EF-G Mutations Reveal Correlation between Power Stroke and Translocation Fidelity in Protein Synthesis

The ribosome translocates on the mRNA by primarily three nucleotides per step during protein synthesis, a process catalyzed by elongation factor G (EF-G). The large conformational changes of EF-G in this process generate significant mechanical force, referred to as power stroke. Quantification of power stroke remains under debate and its potential correlation with translocation fidelity has not been observed. In this work, we present a unique application of quantum sensing in combined measurements of the power strokes of mutated EF-G and their influence on ribosome translocation steps.
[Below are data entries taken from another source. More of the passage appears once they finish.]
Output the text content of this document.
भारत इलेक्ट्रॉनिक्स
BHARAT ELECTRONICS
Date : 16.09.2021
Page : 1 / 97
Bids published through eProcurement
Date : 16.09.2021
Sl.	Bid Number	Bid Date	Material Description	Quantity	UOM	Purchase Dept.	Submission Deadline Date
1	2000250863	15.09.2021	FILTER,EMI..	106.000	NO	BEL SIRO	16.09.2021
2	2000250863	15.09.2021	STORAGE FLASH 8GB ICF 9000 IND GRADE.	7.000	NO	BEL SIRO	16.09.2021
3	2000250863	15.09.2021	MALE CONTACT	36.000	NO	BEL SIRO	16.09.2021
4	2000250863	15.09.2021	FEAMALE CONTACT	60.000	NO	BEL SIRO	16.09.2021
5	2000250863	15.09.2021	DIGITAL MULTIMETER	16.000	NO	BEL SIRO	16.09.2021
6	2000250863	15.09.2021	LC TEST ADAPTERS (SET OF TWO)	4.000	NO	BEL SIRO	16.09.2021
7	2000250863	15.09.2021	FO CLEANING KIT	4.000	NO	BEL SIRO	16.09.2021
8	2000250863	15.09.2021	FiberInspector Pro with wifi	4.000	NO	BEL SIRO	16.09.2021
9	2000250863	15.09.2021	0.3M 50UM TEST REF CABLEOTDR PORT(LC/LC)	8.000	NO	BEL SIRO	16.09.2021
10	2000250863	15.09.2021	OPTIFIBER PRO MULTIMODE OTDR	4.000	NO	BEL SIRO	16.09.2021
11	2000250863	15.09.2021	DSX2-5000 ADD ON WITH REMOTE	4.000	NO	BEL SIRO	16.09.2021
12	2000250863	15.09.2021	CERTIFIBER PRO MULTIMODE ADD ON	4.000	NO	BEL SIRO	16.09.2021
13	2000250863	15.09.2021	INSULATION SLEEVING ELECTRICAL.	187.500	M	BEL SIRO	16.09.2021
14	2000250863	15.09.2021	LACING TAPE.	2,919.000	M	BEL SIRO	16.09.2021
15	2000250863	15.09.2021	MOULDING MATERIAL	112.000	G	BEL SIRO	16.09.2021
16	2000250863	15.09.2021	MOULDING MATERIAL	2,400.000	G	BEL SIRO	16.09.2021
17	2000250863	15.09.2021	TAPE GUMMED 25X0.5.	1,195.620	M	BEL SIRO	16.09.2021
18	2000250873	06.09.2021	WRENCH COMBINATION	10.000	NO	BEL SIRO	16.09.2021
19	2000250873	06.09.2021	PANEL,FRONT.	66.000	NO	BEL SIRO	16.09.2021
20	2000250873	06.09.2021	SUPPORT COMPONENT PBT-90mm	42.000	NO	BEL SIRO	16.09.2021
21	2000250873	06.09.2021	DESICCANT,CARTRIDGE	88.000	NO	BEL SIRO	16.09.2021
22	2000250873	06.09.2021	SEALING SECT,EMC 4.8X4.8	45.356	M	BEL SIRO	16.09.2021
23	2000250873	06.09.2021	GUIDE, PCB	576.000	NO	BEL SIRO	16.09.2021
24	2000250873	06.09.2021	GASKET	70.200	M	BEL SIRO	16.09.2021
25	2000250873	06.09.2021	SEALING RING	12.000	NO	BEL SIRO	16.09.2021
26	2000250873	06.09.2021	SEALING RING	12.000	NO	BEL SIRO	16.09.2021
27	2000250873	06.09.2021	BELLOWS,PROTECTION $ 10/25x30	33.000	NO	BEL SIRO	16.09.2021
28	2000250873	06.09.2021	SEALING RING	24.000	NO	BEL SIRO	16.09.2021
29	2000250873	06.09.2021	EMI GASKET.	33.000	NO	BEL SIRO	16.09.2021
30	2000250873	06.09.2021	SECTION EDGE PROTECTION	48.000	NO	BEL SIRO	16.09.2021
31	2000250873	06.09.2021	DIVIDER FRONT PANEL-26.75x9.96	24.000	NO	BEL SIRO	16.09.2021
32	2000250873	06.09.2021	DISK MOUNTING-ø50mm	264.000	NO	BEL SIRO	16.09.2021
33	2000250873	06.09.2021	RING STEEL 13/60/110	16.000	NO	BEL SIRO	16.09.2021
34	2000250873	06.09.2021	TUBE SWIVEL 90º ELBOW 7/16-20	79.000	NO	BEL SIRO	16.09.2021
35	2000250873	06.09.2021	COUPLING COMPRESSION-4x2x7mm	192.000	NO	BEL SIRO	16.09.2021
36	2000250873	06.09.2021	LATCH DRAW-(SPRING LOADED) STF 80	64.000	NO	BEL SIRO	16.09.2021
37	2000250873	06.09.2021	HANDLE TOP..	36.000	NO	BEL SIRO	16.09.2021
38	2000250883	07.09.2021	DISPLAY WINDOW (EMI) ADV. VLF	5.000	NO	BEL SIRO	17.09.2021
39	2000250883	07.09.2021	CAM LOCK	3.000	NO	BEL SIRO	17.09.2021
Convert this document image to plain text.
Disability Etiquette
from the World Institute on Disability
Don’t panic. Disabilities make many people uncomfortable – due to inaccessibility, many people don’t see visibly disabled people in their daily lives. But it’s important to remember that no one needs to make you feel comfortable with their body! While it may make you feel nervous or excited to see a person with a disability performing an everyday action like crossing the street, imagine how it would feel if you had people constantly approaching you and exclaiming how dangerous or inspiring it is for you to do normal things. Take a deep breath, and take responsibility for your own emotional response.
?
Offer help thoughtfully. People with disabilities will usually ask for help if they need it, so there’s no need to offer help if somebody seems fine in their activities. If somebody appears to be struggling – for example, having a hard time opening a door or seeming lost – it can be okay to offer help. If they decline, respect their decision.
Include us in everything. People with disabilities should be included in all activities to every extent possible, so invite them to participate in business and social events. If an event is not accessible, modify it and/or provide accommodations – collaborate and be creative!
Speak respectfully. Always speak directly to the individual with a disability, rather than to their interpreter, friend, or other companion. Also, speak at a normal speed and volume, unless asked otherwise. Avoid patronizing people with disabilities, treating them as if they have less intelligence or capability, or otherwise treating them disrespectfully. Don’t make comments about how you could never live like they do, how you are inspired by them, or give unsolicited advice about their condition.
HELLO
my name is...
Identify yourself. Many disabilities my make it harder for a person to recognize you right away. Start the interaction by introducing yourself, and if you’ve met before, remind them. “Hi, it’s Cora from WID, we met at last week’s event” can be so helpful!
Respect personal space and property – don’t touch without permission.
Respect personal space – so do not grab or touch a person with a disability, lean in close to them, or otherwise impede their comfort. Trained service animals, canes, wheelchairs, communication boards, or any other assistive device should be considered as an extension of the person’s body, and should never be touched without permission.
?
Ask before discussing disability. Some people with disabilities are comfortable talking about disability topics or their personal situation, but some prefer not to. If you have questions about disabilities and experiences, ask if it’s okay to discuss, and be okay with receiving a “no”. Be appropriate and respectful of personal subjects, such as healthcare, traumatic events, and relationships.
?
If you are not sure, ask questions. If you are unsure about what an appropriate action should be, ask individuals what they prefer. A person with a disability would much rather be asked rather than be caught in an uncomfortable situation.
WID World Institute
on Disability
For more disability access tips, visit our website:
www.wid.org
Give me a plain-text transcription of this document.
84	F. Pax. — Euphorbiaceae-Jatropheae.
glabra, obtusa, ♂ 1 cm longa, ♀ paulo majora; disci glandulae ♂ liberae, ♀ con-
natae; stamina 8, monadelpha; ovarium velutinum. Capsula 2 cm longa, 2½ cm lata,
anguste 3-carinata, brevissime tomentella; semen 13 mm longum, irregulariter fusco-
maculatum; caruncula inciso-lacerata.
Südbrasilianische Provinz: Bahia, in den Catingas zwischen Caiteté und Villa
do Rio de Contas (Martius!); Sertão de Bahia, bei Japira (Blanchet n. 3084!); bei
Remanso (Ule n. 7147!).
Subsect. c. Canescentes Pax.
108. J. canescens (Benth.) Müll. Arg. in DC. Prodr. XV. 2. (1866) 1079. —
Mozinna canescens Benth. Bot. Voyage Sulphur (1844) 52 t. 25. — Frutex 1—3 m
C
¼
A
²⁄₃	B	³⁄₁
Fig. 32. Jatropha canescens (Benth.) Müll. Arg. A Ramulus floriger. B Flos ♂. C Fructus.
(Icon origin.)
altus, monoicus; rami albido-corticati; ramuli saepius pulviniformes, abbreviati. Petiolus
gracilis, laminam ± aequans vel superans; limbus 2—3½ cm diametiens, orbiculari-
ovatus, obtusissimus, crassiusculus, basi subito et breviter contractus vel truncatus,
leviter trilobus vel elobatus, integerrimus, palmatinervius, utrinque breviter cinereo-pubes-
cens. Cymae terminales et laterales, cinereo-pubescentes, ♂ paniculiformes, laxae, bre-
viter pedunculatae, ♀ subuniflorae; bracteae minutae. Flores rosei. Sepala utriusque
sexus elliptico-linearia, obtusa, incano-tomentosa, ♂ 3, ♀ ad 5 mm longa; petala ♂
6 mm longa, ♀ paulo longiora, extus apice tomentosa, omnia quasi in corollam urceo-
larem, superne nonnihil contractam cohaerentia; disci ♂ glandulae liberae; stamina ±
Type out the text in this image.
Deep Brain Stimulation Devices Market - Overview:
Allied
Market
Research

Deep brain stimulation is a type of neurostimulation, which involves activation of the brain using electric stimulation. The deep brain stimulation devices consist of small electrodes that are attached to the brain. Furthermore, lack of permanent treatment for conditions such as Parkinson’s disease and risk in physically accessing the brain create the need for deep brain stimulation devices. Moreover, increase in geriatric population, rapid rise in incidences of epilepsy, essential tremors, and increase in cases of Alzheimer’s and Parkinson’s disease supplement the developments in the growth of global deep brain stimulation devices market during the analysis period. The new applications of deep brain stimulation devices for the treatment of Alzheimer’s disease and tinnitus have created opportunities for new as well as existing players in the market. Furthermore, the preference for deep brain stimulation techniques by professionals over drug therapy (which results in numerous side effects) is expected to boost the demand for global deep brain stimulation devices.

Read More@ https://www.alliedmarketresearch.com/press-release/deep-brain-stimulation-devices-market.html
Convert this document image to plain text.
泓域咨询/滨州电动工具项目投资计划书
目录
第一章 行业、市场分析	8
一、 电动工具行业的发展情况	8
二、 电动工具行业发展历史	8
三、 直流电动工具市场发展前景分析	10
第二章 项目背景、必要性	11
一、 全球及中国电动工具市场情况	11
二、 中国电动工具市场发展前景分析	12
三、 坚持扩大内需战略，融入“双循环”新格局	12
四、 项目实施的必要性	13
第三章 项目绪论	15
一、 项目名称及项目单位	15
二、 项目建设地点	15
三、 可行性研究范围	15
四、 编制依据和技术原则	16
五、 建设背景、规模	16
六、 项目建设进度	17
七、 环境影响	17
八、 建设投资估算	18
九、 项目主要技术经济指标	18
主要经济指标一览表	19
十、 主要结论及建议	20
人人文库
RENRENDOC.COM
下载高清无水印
Two EF-G mutants, H584K and Q508K, were expressed, with the mutated residues directly interacting with tRNA. H584K, which interacts on codon-anticodon minihelix, produced a much reduced power stroke of 60 ± 6 pN and induced -1 frameshifting, wherein the ribosome translocated only two nucleotides on both sides of the mRNA. In contrast, Q508K, which interacts with tRNA residue 37 immediately outside the codon-anticodon minihelix, exhibited a power stroke of 89 ± 11 pN and maintained canonical 3-nt translocation, similar to wild-type EF-G. These findings provide direct mechanistic evidence that the pivotal point and force projection exerted by EF-G are critical for maintaining translocation fidelity, likely via lowering the kinetic energy barrier.